Time for New Shoes? Ballantyne Personal Training answers your questions

When shopping for new shoes, do you ever wonder….

Q: Should I buy ones that are “the best for cross training” or “the best for HIIT”?

A: Great question. The short answer is neither.  A more complete answer is to get shoes that work for walking and/or jogging because if your shoes work for that they will be just fine for your strength workouts.

What’s a good shoe?
Good shoes will be forgotten because they are comfortable.  If you already have shoes you like, and they haven’t been discontinued, then I’d stop searching and go with what already works.  (Why do they always discontinue shoes after you realize you like them?!?!?)

If the ones you have aren’t that great or unavailable, then I’d actually suggest getting running shoes. This is because you can definitely do your strength training in them, and they’ll be great for walking and a bit of jogging too.

If it’s a new brand or a new line of shoe I’d also suggest trying them on in the store too because you never really know how they feel until they’re on your feet.  Save the online shopping for repeat purchases.

Special shoes?
If you google this topic you will find plenty of people telling you that you shouldn’t lift weights in running shoes, but if you read more closely you’ll see the context: they’re usually talking about people interested in the sports of powerlifting or Olympic weight lifting.  We avoid the moves in those sports because they take forever to learn, carry excessive risk, and don’t offer any benefits that can’t be had with simpler and safer movements.

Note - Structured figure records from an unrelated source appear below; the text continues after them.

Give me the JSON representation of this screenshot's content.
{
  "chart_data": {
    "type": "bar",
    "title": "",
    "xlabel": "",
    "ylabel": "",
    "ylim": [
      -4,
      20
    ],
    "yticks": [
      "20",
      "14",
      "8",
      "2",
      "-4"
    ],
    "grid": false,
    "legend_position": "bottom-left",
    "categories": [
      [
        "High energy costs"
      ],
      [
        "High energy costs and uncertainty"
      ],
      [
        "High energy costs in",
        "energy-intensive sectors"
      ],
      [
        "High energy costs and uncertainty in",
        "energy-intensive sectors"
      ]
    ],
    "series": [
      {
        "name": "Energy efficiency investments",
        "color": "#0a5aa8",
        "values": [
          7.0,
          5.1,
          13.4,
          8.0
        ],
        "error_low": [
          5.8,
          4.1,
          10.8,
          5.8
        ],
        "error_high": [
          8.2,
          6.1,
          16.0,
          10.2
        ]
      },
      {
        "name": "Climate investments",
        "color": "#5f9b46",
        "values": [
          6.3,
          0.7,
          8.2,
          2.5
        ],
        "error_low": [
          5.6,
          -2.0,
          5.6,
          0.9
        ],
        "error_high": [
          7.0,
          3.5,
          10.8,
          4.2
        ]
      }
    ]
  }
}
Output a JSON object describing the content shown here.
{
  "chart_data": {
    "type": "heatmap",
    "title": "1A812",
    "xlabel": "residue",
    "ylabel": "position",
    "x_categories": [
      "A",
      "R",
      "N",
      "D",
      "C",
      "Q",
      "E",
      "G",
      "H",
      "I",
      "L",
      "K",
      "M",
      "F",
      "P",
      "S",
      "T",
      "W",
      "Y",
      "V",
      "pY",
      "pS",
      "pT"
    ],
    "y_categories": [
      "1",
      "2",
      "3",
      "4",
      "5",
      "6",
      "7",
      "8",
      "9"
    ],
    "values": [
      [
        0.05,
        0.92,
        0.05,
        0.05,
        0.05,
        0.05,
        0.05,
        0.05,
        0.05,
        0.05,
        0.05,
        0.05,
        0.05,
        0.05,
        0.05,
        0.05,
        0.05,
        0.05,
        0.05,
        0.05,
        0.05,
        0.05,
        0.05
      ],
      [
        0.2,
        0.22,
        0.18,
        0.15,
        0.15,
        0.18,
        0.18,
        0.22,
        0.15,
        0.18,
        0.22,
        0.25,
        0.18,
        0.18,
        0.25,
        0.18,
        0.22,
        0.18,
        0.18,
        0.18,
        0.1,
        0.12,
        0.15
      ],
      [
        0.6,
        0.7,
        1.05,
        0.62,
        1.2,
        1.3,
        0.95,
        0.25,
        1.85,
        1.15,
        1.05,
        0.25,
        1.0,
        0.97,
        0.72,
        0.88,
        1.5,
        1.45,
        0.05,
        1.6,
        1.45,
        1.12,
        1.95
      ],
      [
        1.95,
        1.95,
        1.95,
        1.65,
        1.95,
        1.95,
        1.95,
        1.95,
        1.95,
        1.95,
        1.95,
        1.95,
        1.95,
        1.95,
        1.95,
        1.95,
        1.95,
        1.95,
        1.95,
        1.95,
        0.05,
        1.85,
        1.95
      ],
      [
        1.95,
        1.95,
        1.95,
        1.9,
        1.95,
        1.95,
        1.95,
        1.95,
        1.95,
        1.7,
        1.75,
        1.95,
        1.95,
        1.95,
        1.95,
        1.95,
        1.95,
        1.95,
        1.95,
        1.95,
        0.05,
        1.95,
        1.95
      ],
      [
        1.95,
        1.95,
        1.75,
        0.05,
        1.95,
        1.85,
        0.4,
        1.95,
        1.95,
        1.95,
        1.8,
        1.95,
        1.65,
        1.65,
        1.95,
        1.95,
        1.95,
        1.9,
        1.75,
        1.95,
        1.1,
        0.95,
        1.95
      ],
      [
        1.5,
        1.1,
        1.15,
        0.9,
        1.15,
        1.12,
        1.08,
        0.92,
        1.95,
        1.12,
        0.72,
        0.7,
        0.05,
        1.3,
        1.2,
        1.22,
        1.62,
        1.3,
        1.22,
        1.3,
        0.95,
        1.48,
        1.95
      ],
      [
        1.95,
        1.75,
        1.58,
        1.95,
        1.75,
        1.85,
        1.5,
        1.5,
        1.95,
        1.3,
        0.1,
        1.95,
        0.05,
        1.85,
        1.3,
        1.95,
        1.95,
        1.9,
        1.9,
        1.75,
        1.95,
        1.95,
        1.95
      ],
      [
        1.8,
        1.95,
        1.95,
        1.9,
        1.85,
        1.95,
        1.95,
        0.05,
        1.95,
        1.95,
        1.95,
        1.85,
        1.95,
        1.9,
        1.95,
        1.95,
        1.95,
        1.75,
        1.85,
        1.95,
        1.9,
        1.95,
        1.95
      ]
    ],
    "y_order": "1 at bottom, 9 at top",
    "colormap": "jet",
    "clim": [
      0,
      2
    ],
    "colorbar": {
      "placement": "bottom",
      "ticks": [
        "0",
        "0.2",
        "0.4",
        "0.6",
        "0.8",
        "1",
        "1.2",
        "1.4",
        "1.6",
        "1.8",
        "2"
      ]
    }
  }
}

I’ve also seen authors say that you shouldn’t do side lunges or other lateral movements in running shoes because they might roll around your foot.  If your running/walking shoes can roll around your foot if you push to the side then those shoes either don’t fit, or are worn out and unsafe for anything.

You only need special shoes for sports you compete in, such as tennis shoes for tennis, etc.

Bottom line
Unless you want to carry around a bag full of different shoes that are ostensibly optimized for different activities, then don’t make working out any harder than it already is. The only shoes that don’t work for workouts are heels and flip flops.  Otherwise just be comfortable and use common sense.